With this collaboration humming along, Dean TenEyck saw an opportunity to take it a step further. "Performing artists are a lot like athletes," he said. "And we have all these structures built for athletes-their physical wellness, their mental wellness, their conditioning. How can we think about performing artists in a similar context?" It was the mental health and conditioning component that came next.
The Exercise and Sport Sciences master's program in HSHP offers a concentration in mental performance. These faculty and students are now being integrated into the PAWI program. As Dean Moylan puts it, "Mental performance impacts all of us. Anyone in a leadership position, theatre and music students on stage, athletes on a field-we all experience things like performance anxiety."
How do you handle interprofessional conflict in an ensemble? How do you work with an instructor in your studio when they're pushing you hard? How do you handle anxiety and still perform at your best? If we replace "instructor" with "coach" and "ensemble" with "team," the issues are identical.
MTD students meet with both PT and AT students and faculty. Pictured here is Clinical Professor and Chair of the Exercise Science and Athletic Training (AT) program, Chris Hummel. Photo Credit: Connor Lange 19.
PAWI is now an interdepartmental and interschool committee exploring the many ways the schools can work together. Deb Wuest, a professor in the Department of Health Sciences and Public Health, now offers Wellness for the Performing Arts , a course on strategies for health and well-being for MTD students. The course includes practices such as meditation and mindfulness.
The Center for Counseling & Psychological Services (CAPS) is also part of PAWI. CAPS staff visit MTD students at orientation each year.

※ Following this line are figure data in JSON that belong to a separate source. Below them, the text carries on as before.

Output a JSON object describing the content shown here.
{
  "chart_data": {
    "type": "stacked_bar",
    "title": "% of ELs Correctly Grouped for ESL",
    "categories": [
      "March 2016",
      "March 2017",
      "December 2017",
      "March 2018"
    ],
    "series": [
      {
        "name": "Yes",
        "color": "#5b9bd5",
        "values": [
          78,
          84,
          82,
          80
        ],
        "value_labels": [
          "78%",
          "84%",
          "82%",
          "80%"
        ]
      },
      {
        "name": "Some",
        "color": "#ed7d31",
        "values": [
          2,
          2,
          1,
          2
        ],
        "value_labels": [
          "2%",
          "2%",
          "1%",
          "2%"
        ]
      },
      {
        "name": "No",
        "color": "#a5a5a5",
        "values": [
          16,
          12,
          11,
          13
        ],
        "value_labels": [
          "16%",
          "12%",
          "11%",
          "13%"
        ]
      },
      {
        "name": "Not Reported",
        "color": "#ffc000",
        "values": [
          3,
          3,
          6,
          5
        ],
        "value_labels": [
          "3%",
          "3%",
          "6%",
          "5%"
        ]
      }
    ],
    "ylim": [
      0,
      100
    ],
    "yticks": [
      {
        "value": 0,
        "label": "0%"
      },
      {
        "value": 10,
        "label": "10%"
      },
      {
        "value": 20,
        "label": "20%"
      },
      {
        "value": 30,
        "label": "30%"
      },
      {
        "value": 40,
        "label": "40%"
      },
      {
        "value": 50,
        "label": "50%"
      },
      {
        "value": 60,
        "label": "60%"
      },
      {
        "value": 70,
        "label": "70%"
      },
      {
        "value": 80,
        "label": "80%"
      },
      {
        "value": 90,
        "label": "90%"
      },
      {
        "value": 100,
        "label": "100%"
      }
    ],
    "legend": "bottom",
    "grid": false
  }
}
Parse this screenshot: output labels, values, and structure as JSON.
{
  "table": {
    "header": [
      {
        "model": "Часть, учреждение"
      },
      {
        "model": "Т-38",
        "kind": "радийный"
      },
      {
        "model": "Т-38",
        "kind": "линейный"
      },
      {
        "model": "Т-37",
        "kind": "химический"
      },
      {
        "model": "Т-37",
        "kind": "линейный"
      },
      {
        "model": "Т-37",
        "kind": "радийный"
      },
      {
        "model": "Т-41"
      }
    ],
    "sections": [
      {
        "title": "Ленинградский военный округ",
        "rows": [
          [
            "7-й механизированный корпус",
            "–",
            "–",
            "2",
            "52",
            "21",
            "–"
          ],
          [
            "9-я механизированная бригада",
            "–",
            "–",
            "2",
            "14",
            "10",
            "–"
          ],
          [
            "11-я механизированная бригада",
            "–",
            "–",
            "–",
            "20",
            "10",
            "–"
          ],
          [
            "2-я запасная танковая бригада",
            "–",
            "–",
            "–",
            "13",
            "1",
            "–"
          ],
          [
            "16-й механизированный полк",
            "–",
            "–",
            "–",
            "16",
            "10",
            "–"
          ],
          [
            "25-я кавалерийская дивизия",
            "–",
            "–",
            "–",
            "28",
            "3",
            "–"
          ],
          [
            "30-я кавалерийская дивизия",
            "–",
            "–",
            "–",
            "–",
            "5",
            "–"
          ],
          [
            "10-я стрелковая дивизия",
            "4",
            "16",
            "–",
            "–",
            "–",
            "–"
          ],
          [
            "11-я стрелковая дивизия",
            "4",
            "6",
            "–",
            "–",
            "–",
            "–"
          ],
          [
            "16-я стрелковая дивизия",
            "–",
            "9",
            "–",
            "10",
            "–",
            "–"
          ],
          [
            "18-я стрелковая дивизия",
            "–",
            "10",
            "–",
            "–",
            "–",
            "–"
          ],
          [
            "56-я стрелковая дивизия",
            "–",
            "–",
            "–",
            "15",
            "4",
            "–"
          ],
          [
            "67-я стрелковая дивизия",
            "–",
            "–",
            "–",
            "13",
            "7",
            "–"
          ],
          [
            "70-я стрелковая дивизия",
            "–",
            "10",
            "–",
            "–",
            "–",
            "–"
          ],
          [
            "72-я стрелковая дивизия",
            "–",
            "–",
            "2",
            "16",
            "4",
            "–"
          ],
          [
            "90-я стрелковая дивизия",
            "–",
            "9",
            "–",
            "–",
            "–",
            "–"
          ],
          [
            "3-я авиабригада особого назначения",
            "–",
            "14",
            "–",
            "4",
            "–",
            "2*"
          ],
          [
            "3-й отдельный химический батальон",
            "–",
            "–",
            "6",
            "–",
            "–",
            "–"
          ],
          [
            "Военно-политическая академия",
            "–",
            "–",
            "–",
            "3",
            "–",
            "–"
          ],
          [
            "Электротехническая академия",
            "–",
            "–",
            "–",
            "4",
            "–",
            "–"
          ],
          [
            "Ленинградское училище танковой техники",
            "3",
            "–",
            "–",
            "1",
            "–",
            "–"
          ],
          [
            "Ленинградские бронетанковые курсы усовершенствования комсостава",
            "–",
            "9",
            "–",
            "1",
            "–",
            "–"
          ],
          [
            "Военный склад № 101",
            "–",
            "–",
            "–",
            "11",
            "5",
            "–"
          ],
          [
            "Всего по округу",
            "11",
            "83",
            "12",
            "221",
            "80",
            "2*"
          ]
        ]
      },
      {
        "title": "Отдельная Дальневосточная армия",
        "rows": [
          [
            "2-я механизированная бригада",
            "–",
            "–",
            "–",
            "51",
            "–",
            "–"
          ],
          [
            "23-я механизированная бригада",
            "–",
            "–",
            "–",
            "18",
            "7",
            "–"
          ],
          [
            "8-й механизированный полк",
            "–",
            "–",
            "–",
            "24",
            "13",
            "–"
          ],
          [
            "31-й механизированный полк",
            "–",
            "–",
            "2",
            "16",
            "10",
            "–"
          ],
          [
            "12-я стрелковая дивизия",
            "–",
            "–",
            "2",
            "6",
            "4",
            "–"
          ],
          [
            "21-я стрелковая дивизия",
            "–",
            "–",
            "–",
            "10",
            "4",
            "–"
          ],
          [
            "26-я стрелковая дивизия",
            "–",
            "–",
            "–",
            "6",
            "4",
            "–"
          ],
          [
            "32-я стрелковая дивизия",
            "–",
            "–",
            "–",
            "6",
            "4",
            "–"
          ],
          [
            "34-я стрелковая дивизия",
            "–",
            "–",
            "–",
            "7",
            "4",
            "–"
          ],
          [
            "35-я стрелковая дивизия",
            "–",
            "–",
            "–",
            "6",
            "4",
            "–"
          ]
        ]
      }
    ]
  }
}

The collaboration also includes Amy Rominger, Clinical Associate Professor of Audiology in the Department of Speech-Language Pathology and Audiology, and the Hearing Aid Clinic, which addresses hearing loss and hearing health. Earlier this year, we wrote a story about the emphasis on hearing health in MTD classes.
It is a constant evolution.
The next question in this interschool collaboration was a bi-directional one: with so many of these services benefiting MTD, could MTD also benefit HSHP? The answer is yes.
There is a need in the health and wellness fields for standardized clinical patients-people who act as real patients for training purposes. Next semester, Professor Emeritus Greg Bostwick will return to South Hill to teach a new course, Acting for Clinical Standardized Patient Roles . In this class, MTD undergrads will learn how to serve as standardized patients for HSHP while gaining a highly marketable skill.
With PAWI, we see an answer to the question, "how can we help eachother?".
Visit the MTD Wellness hub to learn about PT Clinic hours, the Hearing Clinic, CAPS and resources for wellness.
Students of the School of Music, Theatre, and Dance and from the School of Health Sciences and Human Performance are working together. PAWI is an example of the unique cross-campus collaborations IC students have access to at Ithaca College.